Moreover, as you can see, some of the CIGAR scores appear to be missing. Degnorm uses pysam to load .bam files, for reference. I'm not totally sure how to fix this with hisat2. I would recommend more research into hisat2 or using tophat (we developed degnorm using tophat alignments).

Here is a sample .sam file we use for degnorm testing - you'll see the qname pattern I'm referring to.

hg_small_1_sample.sam.zip

symbiologist commented 4 years ago

Hi Frank,

Thanks for taking a look at this! I'm not sure why some CIGAR scores are missing - I'll look more into this, but at least it appears to be a minority of reads. Should each pair have the same CIGAR? If so, perhaps the missing ones are mate 2.

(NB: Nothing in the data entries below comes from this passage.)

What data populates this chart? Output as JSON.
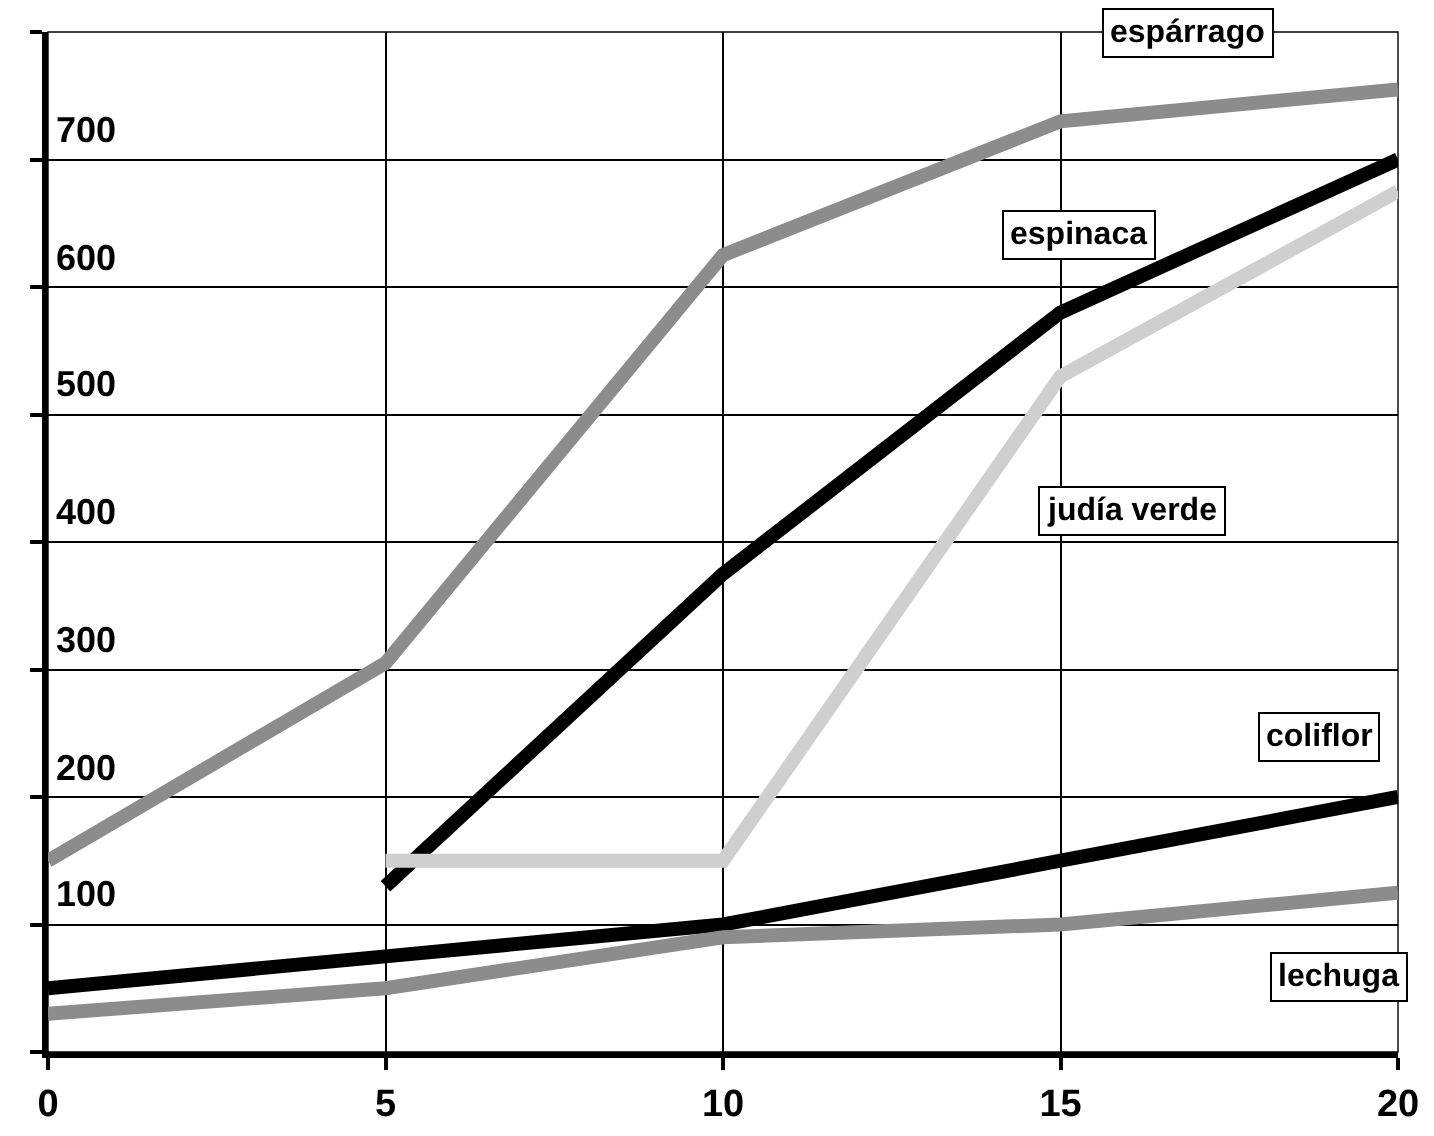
{
  "chart_data": {
    "type": "line",
    "x": [
      0,
      5,
      10,
      15,
      20
    ],
    "series": [
      {
        "name": "espárrago",
        "color": "#8c8c8c",
        "values": [
          150,
          305,
          625,
          730,
          755
        ]
      },
      {
        "name": "espinaca",
        "color": "#000000",
        "values": [
          null,
          130,
          375,
          580,
          700
        ]
      },
      {
        "name": "judía verde",
        "color": "#cfcfcf",
        "values": [
          null,
          150,
          150,
          530,
          675
        ]
      },
      {
        "name": "coliflor",
        "color": "#000000",
        "values": [
          50,
          75,
          100,
          150,
          200
        ]
      },
      {
        "name": "lechuga",
        "color": "#8c8c8c",
        "values": [
          30,
          50,
          90,
          100,
          125
        ]
      }
    ],
    "xlim": [
      0,
      20
    ],
    "xticks": [
      0,
      5,
      10,
      15,
      20
    ],
    "ylim": [
      0,
      800
    ],
    "yticks": [
      {
        "value": 0,
        "label": null
      },
      100,
      200,
      300,
      400,
      500,
      600,
      700,
      {
        "value": 800,
        "label": null
      }
    ],
    "grid": true,
    "legend": false,
    "marker": "none",
    "line_style": "solid"
  }
}
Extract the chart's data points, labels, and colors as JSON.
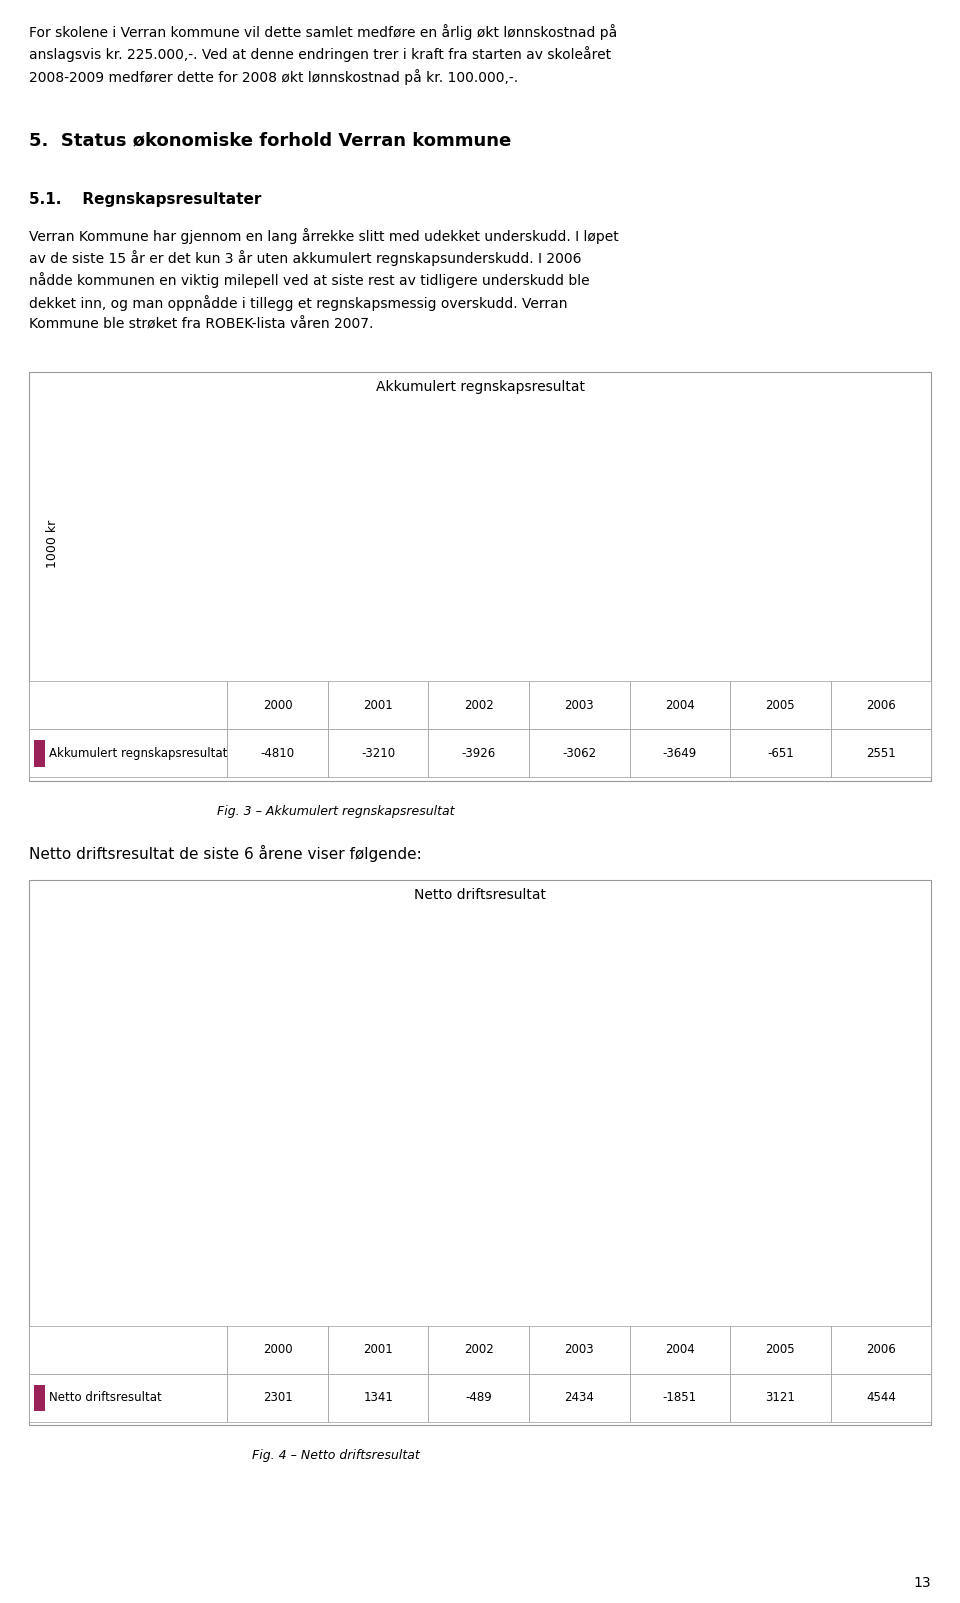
{
  "page_text": [
    "For skolene i Verran kommune vil dette samlet medføre en årlig økt lønnskostnad på",
    "anslagsvis kr. 225.000,-. Ved at denne endringen trer i kraft fra starten av skoleåret",
    "2008-2009 medfører dette for 2008 økt lønnskostnad på kr. 100.000,-."
  ],
  "heading1": "5.  Status økonomiske forhold Verran kommune",
  "heading2": "5.1.    Regnskapsresultater",
  "body_text": [
    "Verran Kommune har gjennom en lang årrekke slitt med udekket underskudd. I løpet",
    "av de siste 15 år er det kun 3 år uten akkumulert regnskapsunderskudd. I 2006",
    "nådde kommunen en viktig milepell ved at siste rest av tidligere underskudd ble",
    "dekket inn, og man oppnådde i tillegg et regnskapsmessig overskudd. Verran",
    "Kommune ble strøket fra ROBEK-lista våren 2007."
  ],
  "chart1_title": "Akkumulert regnskapsresultat",
  "chart1_ylabel": "1000 kr",
  "chart1_years": [
    "2000",
    "2001",
    "2002",
    "2003",
    "2004",
    "2005",
    "2006"
  ],
  "chart1_values": [
    -4810,
    -3210,
    -3926,
    -3062,
    -3649,
    -651,
    2551
  ],
  "chart1_ylim": [
    -6000,
    4000
  ],
  "chart1_yticks": [
    -6000,
    -4000,
    -2000,
    0,
    2000,
    4000
  ],
  "chart1_legend": "Akkumulert regnskapsresultat",
  "chart1_caption": "Fig. 3 – Akkumulert regnskapsresultat",
  "chart2_title": "Netto driftsresultat",
  "chart2_years": [
    "2000",
    "2001",
    "2002",
    "2003",
    "2004",
    "2005",
    "2006"
  ],
  "chart2_values": [
    2301,
    1341,
    -489,
    2434,
    -1851,
    3121,
    4544
  ],
  "chart2_ylim": [
    -3000,
    5000
  ],
  "chart2_yticks": [
    -3000,
    -2000,
    -1000,
    0,
    1000,
    2000,
    3000,
    4000,
    5000
  ],
  "chart2_legend": "Netto driftsresultat",
  "chart2_caption": "Fig. 4 – Netto driftsresultat",
  "mid_text": "Netto driftsresultat de siste 6 årene viser følgende:",
  "bar_color": "#9B2257",
  "chart_bg": "#C8C8C8",
  "page_number": "13",
  "text_color": "#000000",
  "grid_color": "#ffffff",
  "border_color": "#999999"
}
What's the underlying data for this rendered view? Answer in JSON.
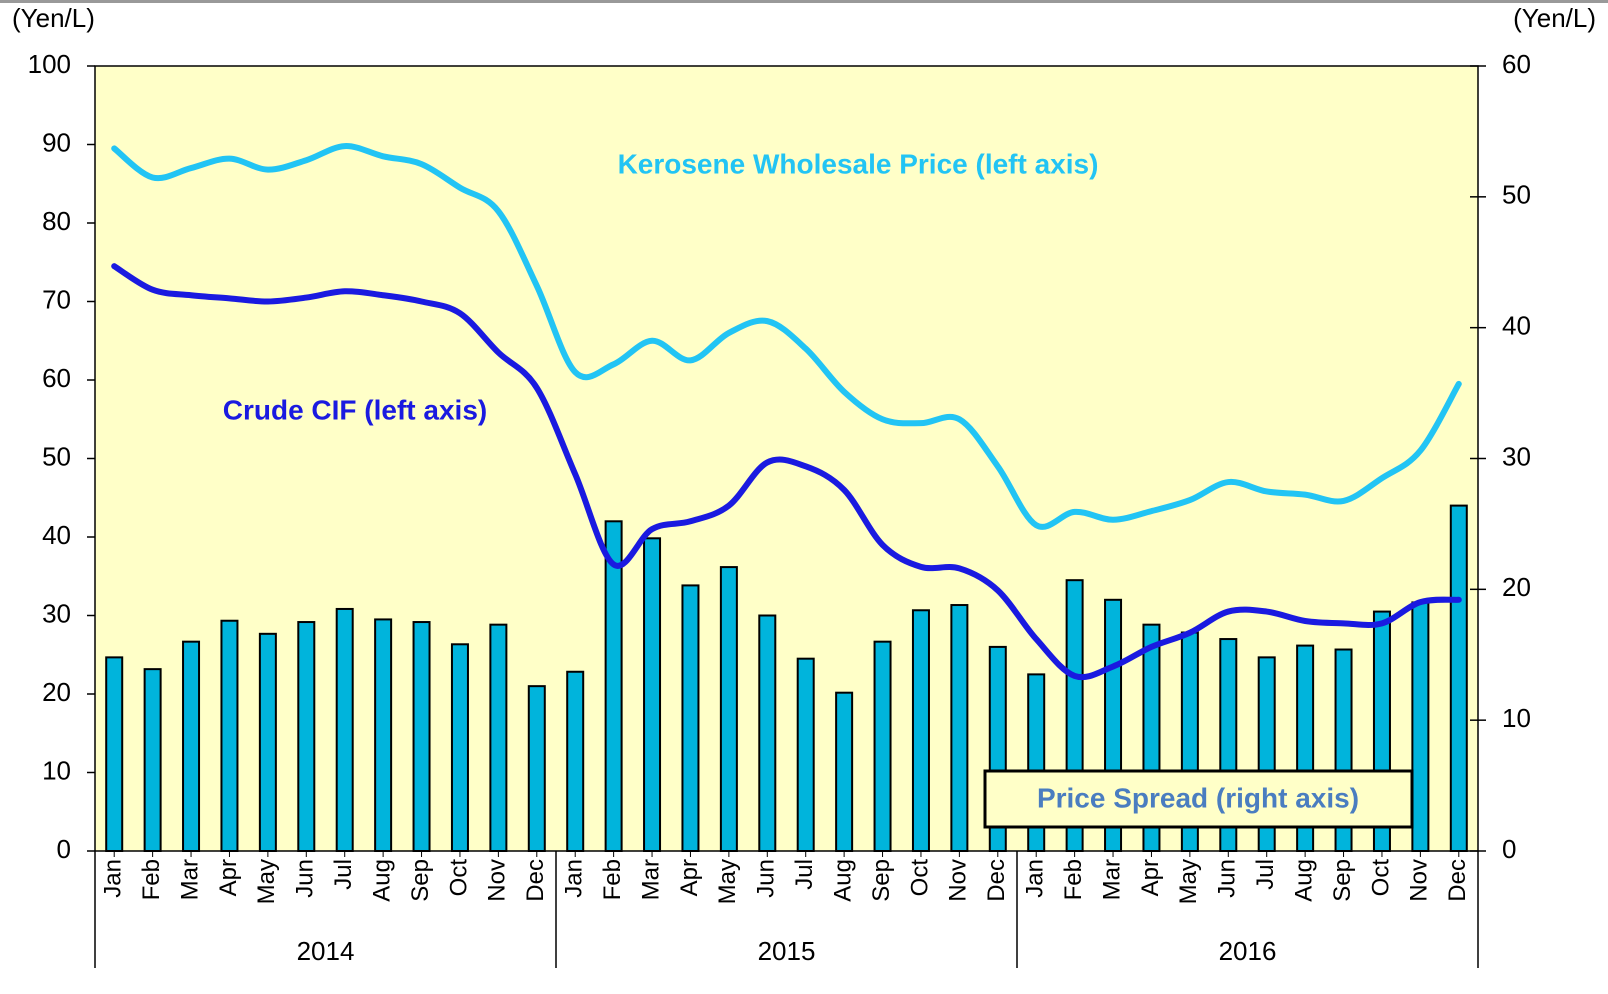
{
  "chart_data": {
    "type": "combo",
    "ylabel": "(Yen/L)",
    "y2label": "(Yen/L)",
    "categories": [
      "Jan",
      "Feb",
      "Mar",
      "Apr",
      "May",
      "Jun",
      "Jul",
      "Aug",
      "Sep",
      "Oct",
      "Nov",
      "Dec",
      "Jan",
      "Feb",
      "Mar",
      "Apr",
      "May",
      "Jun",
      "Jul",
      "Aug",
      "Sep",
      "Oct",
      "Nov",
      "Dec",
      "Jan",
      "Feb",
      "Mar",
      "Apr",
      "May",
      "Jun",
      "Jul",
      "Aug",
      "Sep",
      "Oct",
      "Nov",
      "Dec"
    ],
    "x_groups": [
      "2014",
      "2015",
      "2016"
    ],
    "ylim": [
      0,
      100
    ],
    "yticks": [
      0,
      10,
      20,
      30,
      40,
      50,
      60,
      70,
      80,
      90,
      100
    ],
    "y2lim": [
      0,
      60
    ],
    "y2ticks": [
      0,
      10,
      20,
      30,
      40,
      50,
      60
    ],
    "background": "#ffffc8",
    "series": [
      {
        "name": "Price Spread (right axis)",
        "type": "bar",
        "axis": "y2",
        "color": "#00b4dc",
        "values": [
          14.8,
          13.9,
          16.0,
          17.6,
          16.6,
          17.5,
          18.5,
          17.7,
          17.5,
          15.8,
          17.3,
          12.6,
          13.7,
          25.2,
          23.9,
          20.3,
          21.7,
          18.0,
          14.7,
          12.1,
          16.0,
          18.4,
          18.8,
          15.6,
          13.5,
          20.7,
          19.2,
          17.3,
          16.7,
          16.2,
          14.8,
          15.7,
          15.4,
          18.3,
          19.0,
          26.4
        ]
      },
      {
        "name": "Kerosene Wholesale Price (left axis)",
        "type": "line",
        "color": "#22c4f4",
        "values": [
          89.5,
          85.8,
          87,
          88.2,
          86.8,
          88,
          89.8,
          88.5,
          87.5,
          84.5,
          81.5,
          72,
          61,
          62,
          65,
          62.5,
          66,
          67.5,
          64,
          58.5,
          55,
          54.5,
          55,
          49,
          41.5,
          43.2,
          42.2,
          43.3,
          44.7,
          47,
          45.8,
          45.4,
          44.6,
          47.5,
          51,
          59.5
        ]
      },
      {
        "name": "Crude CIF (left axis)",
        "type": "line",
        "color": "#1a1ae0",
        "values": [
          74.5,
          71.5,
          70.8,
          70.4,
          70,
          70.5,
          71.3,
          70.8,
          70,
          68.5,
          63.5,
          59,
          48,
          36.5,
          41,
          42,
          44,
          49.5,
          49,
          46,
          39,
          36.2,
          36,
          33.2,
          27,
          22.3,
          23.5,
          26,
          27.8,
          30.5,
          30.5,
          29.3,
          29,
          29,
          31.7,
          32
        ]
      }
    ]
  }
}
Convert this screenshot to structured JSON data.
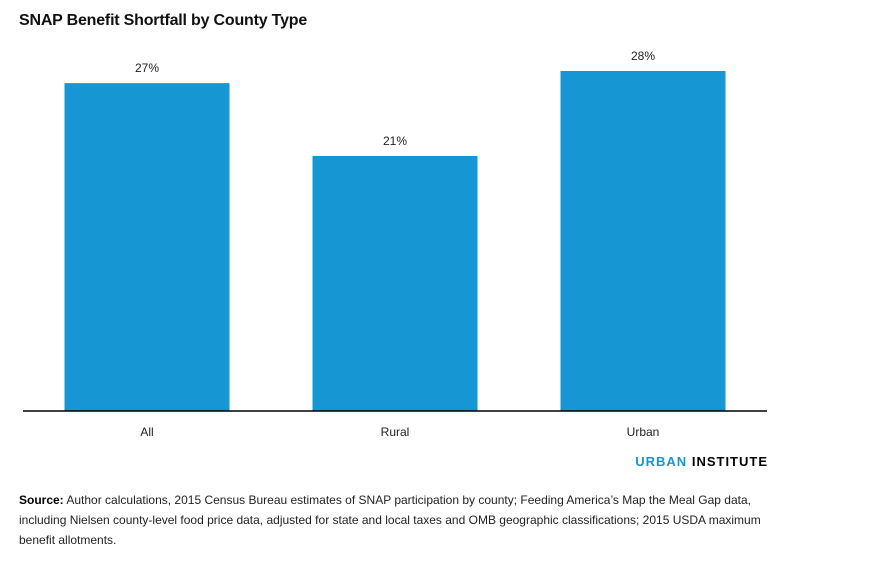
{
  "chart_data": {
    "type": "bar",
    "title": "SNAP Benefit Shortfall by County Type",
    "categories": [
      "All",
      "Rural",
      "Urban"
    ],
    "values": [
      27,
      21,
      28
    ],
    "value_labels": [
      "27%",
      "21%",
      "28%"
    ],
    "unit": "%",
    "ylim": [
      0,
      28
    ],
    "grid": false,
    "legend": "none",
    "bar_color": "#1696d2",
    "axis_color": "#000000"
  },
  "branding": {
    "part1": "URBAN",
    "part2": "INSTITUTE",
    "color_part1": "#1696d2"
  },
  "source": {
    "label": "Source:",
    "text": "Author calculations, 2015 Census Bureau estimates of SNAP participation by county; Feeding America’s Map the Meal Gap data, including Nielsen county-level food price data, adjusted for state and local taxes and OMB geographic classifications; 2015 USDA maximum benefit allotments."
  }
}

Regarding read1 and read2 - I opened up my bam file in IGV and it looks like the reads of each pair has identical names. Here is an example:

Screenshot 2019-09-23 11 36 14

I also took a look at the HISAT2 manual and found this. It looks like the flags can identify mate 1 and mate 2 of the pair:

Screenshot 2019-09-23 13 33 48

From https://ccb.jhu.edu/software/hisat2/manual.shtml#sam-output

Would this be straightforward to implement? Since HISAT2 is supposed to replace tophat (even the tophat website states it is superseded by HISAT2 which is "more accurate and much more efficient"), I imagine many other users will be coming from HISAT2 in the future as well. I understand this may take some time to incorporate!